I was bummed for the person I saw from my chairlift while riding up the Colorado mountain. I’d been where they were now—overmatched and ill-prepared—on a double black diamond run. Facing a maze of moguls on what seemed like a near vertical pitch, the skier was paralyzed on the extreme slope.
There’s a reason why ski resorts post the difficulty of their ski runs for their guests. Matching your skill to the terrain is essential for success. The veteran of the mountain knows no two ski runs present the same challenges.
The meetings in your company pose various challenges as well. Each has varying degrees of difficulty.
Here’s a useful ratings guide:
Green Meeting: This is a single-function gathering, where participants benefit from shared experiences and mutual objectives. It’s not unusual for people in the meeting to consider each other friends.
Blue Meeting: Those assembled come from different parts of the organization or include customers.

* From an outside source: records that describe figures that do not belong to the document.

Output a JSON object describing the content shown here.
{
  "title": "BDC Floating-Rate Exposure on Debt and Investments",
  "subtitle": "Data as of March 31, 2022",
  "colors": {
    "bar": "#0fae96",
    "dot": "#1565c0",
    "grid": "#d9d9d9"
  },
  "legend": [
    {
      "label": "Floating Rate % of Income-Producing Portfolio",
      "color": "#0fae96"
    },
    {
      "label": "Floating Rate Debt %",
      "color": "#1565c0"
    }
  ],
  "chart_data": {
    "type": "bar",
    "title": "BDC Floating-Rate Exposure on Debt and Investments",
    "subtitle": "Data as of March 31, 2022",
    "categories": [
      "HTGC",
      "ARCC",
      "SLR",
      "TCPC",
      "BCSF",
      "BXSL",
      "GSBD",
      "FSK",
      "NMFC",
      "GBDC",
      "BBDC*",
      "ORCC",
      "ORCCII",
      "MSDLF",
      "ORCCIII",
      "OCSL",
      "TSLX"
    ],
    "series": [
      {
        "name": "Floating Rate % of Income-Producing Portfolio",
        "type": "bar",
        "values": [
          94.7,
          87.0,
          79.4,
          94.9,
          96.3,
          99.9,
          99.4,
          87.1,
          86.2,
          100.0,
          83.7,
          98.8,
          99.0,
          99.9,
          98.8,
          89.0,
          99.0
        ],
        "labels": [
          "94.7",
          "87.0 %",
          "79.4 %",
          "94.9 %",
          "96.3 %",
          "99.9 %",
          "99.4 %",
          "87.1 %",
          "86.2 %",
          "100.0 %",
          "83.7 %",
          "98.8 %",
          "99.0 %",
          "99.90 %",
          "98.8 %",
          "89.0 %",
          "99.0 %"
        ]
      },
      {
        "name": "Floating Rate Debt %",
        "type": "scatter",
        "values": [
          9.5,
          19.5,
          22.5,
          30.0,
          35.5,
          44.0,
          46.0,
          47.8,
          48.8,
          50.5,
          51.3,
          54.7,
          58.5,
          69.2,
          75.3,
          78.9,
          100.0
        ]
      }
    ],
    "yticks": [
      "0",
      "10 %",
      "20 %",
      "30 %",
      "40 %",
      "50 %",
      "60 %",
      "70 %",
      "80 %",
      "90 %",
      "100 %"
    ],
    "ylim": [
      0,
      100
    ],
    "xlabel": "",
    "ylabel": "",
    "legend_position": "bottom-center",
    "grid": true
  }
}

Participants are focused on a shared project or deliverable, often have a clearly defined charter, and have similar or identical motivations.
Black Diamond Meeting: This is a cross-functional get-together where members have different objectives and are incentivized or rewarded differently. Often, people prioritize the importance of the meeting (and the work that must be accomplished) differently.
Double Black Diamond Meeting: This meeting includes the cross-functional work described in black diamond meetings and adds the complexity of several teammates attending virtually, often calling in from far-away time zones. As well, participants in this meeting may get their pay check from different sources, meaning different companies, and their motives, are involved.
Successful leaders know that no two meetings present the same challenges. That’s why they adapt their leadership based upon the needs and difficulties of the meeting they’re in.
To ski a double black diamond run requires enormous psychological guts. Leading a double black diamond meeting necessitates the ability to create psychological safety for all involved – and quickly. Fail to do this, and your meeting isn’t a gathering of the team, but merely a group of people who’ve come together to have a discussion.
That’s why successful leaders in any meeting prioritize ensuring the team defines itself. Because when a team sees itself as one, they’re more likely to act as one.
You’re standing at the edge of the world, peering over the tips of your skis into a deep, white abyss. Be ready.